If you don’t watch “Dollhouse,” the above explanation probably makes little or no sense to you, but the discussion we had on the radio quickly went beyond the episode’s plot and became a discussion about the nature of identity w/r/t the SF concept of teleportation. (If you’re curious, this discussion takes place in the last 1/2 hour of the two-hour episode.) Here’s the 50 cent tour…

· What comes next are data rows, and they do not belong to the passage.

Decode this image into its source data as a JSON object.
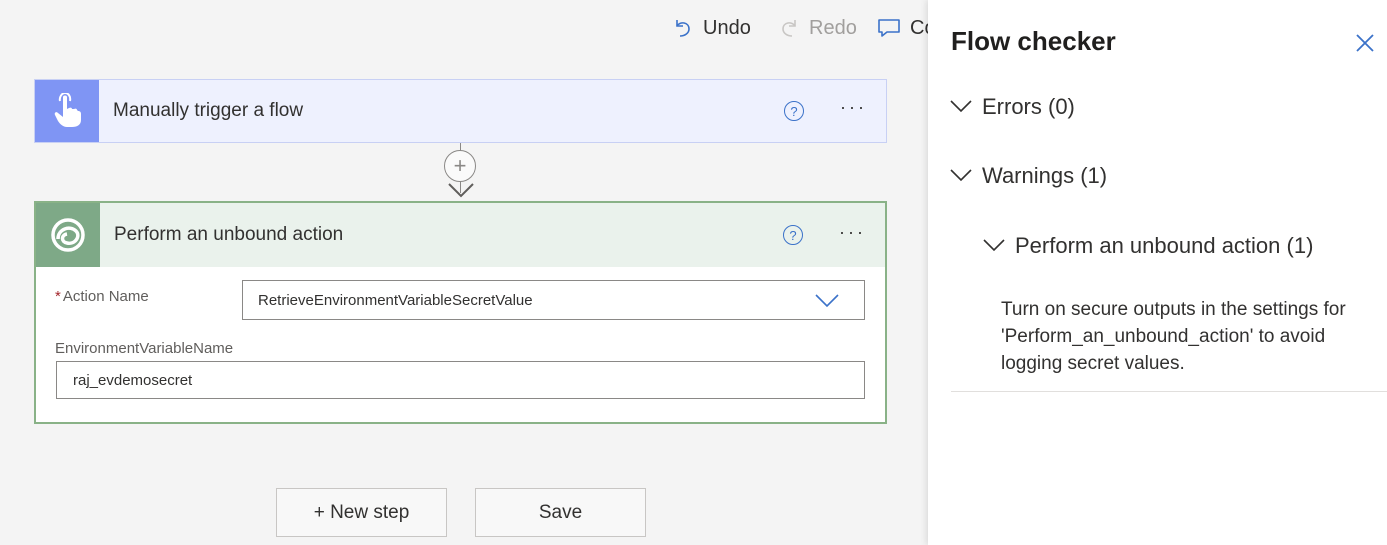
{
  "toolbar": {
    "undo_label": "Undo",
    "redo_label": "Redo",
    "comments_label": "Co"
  },
  "trigger": {
    "title": "Manually trigger a flow",
    "icon": "touch-hand-icon",
    "color": "#7f95f4"
  },
  "connector": {
    "icon": "plus-icon"
  },
  "action": {
    "title": "Perform an unbound action",
    "icon": "dataverse-icon",
    "color": "#7ea987",
    "fields": [
      {
        "label": "Action Name",
        "required": "*",
        "value": "RetrieveEnvironmentVariableSecretValue"
      },
      {
        "label": "EnvironmentVariableName",
        "value": "raj_evdemosecret"
      }
    ]
  },
  "buttons": {
    "new_step": "+ New step",
    "save": "Save"
  },
  "flow_checker": {
    "title": "Flow checker",
    "errors_label": "Errors (0)",
    "warnings_label": "Warnings (1)",
    "warning_group_label": "Perform an unbound action (1)",
    "warning_message": "Turn on secure outputs in the settings for 'Perform_an_unbound_action' to avoid logging secret values."
  },
  "colors": {
    "accent": "#3b72c9",
    "action_border": "#89b287",
    "required": "#a4262c"
  }
}
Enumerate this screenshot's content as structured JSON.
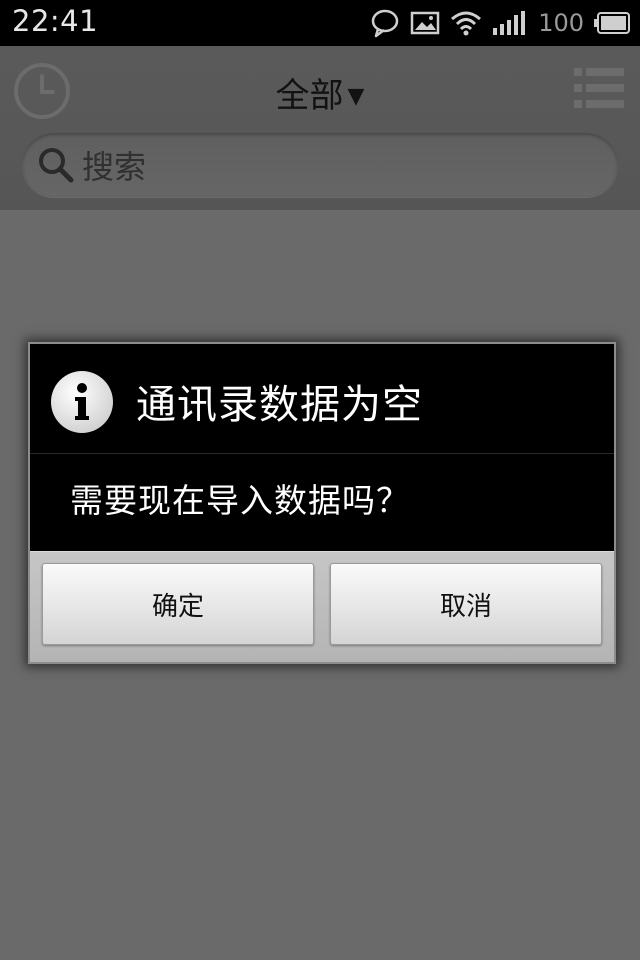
{
  "status_bar": {
    "time": "22:41",
    "battery_level": "100",
    "icons": [
      "chat-bubble-icon",
      "image-icon",
      "wifi-icon",
      "signal-icon",
      "battery-icon"
    ]
  },
  "header": {
    "filter_title": "全部",
    "filter_arrow": "▼",
    "search_placeholder": "搜索",
    "icons": [
      "history-clock-icon",
      "list-menu-icon",
      "search-icon"
    ]
  },
  "dialog": {
    "icon": "info-icon",
    "title": "通讯录数据为空",
    "message": "需要现在导入数据吗？",
    "ok_label": "确定",
    "cancel_label": "取消"
  },
  "colors": {
    "overlay_background": "#6a6a6a",
    "dialog_background": "#000000",
    "button_bar": "#c0c0c0"
  }
}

Suppose someone invents a teleportation device (like the transporter from Star Trek). Bob steps into little teleportation booth in New York, there’s a flash of light as the precise position and orientation of every cell, molecule, atom and quark in Bob’s body is scanned and that information is “beamed” at the speed of light to a similar booth in Paris, where a machine, using some local material, reassembles an exact replica — down to the subatomic structure — of Bob. This perfect replica of Bob (who literally is Bob is every measurable respect) then steps out of the booth and from Bob’s subjective experience, he stepped into a booth in New York and stepped out an instant later in Paris.

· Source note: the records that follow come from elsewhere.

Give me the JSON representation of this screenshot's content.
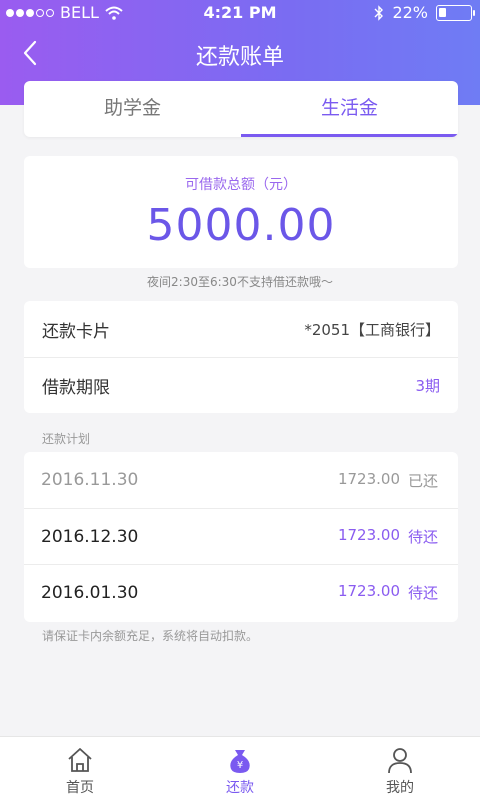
{
  "status_bar": {
    "carrier": "BELL",
    "time": "4:21 PM",
    "battery": "22%",
    "battery_level": 0.22,
    "signal_icon": "signal-dots-icon",
    "wifi_icon": "wifi-icon",
    "bluetooth_icon": "bluetooth-icon"
  },
  "nav": {
    "title": "还款账单",
    "back_icon": "back-arrow-icon"
  },
  "tabs": [
    {
      "label": "助学金",
      "active": false
    },
    {
      "label": "生活金",
      "active": true
    }
  ],
  "amount": {
    "label": "可借款总额（元）",
    "value": "5000.00"
  },
  "notice": "夜间2:30至6:30不支持借还款哦～",
  "info": {
    "card_label": "还款卡片",
    "card_value": "*2051【工商银行】",
    "period_label": "借款期限",
    "period_value": "3期"
  },
  "plan": {
    "label": "还款计划",
    "rows": [
      {
        "date": "2016.11.30",
        "amount": "1723.00",
        "status": "已还",
        "paid": true
      },
      {
        "date": "2016.12.30",
        "amount": "1723.00",
        "status": "待还",
        "paid": false
      },
      {
        "date": "2016.01.30",
        "amount": "1723.00",
        "status": "待还",
        "paid": false
      }
    ]
  },
  "footnote": "请保证卡内余额充足，系统将自动扣款。",
  "tabbar": [
    {
      "label": "首页",
      "icon": "home-icon",
      "active": false
    },
    {
      "label": "还款",
      "icon": "money-bag-icon",
      "active": true
    },
    {
      "label": "我的",
      "icon": "profile-icon",
      "active": false
    }
  ],
  "colors": {
    "accent": "#7a5af0",
    "header_gradient_start": "#9a5cf0",
    "header_gradient_end": "#6f7cf4",
    "background": "#f4f4f6"
  }
}
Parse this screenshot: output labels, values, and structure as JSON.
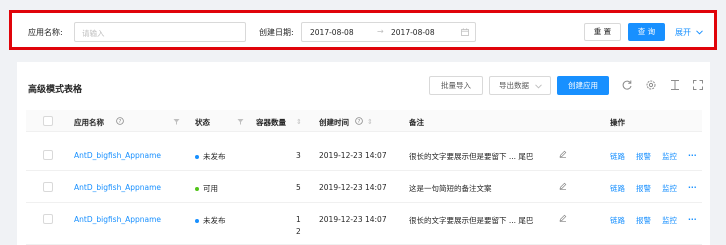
{
  "search": {
    "app_name_label": "应用名称:",
    "app_name_placeholder": "请输入",
    "date_label": "创建日期:",
    "date_start": "2017-08-08",
    "date_sep": "→",
    "date_end": "2017-08-08",
    "reset_label": "重 置",
    "query_label": "查 询",
    "expand_label": "展开"
  },
  "card": {
    "title": "高级模式表格",
    "batch_import": "批量导入",
    "export_data": "导出数据",
    "create_app": "创建应用"
  },
  "table": {
    "columns": [
      "应用名称",
      "状态",
      "容器数量",
      "创建时间",
      "备注",
      "操作"
    ],
    "rows": [
      {
        "name": "AntD_bigfish_Appname",
        "status": "未发布",
        "status_color": "#1890ff",
        "count": "3",
        "count_extra": "",
        "created": "2019-12-23 14:07",
        "note": "很长的文字要展示但是要留下 ... 尾巴",
        "actions": [
          "链路",
          "报警",
          "监控",
          "···"
        ]
      },
      {
        "name": "AntD_bigfish_Appname",
        "status": "可用",
        "status_color": "#52c41a",
        "count": "5",
        "count_extra": "",
        "created": "2019-12-23 14:07",
        "note": "这是一句简短的备注文案",
        "actions": [
          "链路",
          "报警",
          "监控",
          "···"
        ]
      },
      {
        "name": "AntD_bigfish_Appname",
        "status": "未发布",
        "status_color": "#1890ff",
        "count": "1",
        "count_extra": "2",
        "created": "2019-12-23 14:07",
        "note": "很长的文字要展示但是要留下 ... 尾巴",
        "actions": [
          "链路",
          "报警",
          "监控",
          "···"
        ]
      }
    ]
  },
  "colors": {
    "accent": "#1890ff",
    "highlight_border": "#e0040a",
    "status_available": "#52c41a"
  },
  "icons": [
    "calendar-icon",
    "chevron-down-icon",
    "help-icon",
    "filter-icon",
    "sort-icon",
    "reload-icon",
    "settings-icon",
    "column-height-icon",
    "fullscreen-icon",
    "edit-icon"
  ]
}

Great! The problem is: what happens to the “Bob” that stepped into the machine in New York? His atomic structure was scanned so his body could be replicated in Paris, but all of the material that made up the Bob that stepped into the machine in New York is still there, standing in the booth, wondering what he’s going to eat for dinner in Paris. He is still there, that is, unless the teleportation process kills him.

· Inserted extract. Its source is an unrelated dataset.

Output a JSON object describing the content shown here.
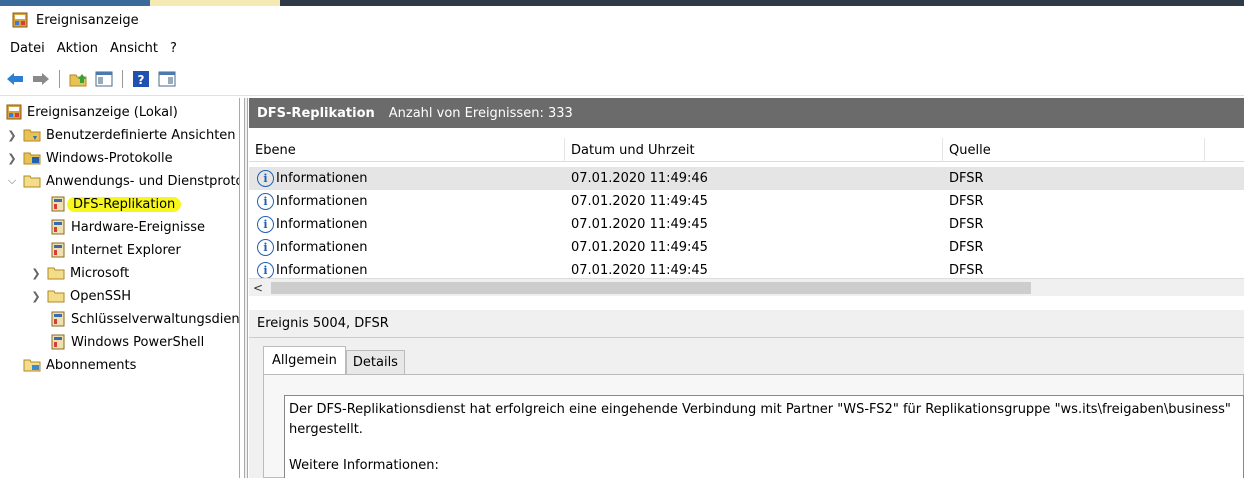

In science fiction movies and TV shows, at the moment of teleportation, the starship captain dematerializes in one place and rematerializes in a new place, as though her atoms were being physically moved from one spot to another. But from chemistry we know that a carbon atom is a carbon atom is a carbon atom — the physical constituent matter that makes us up isn’t anything special — it’s the arrangement of that matter that makes us live, breathe and think as conscious beings. So to build a working teleportation machine, all you really need to do is scan the precise positions of each particle of material and reassemble those bits in the right order in the destination spot using whatever materials are present at the new location (assuming all the right constituent elements are present in sufficient quantities).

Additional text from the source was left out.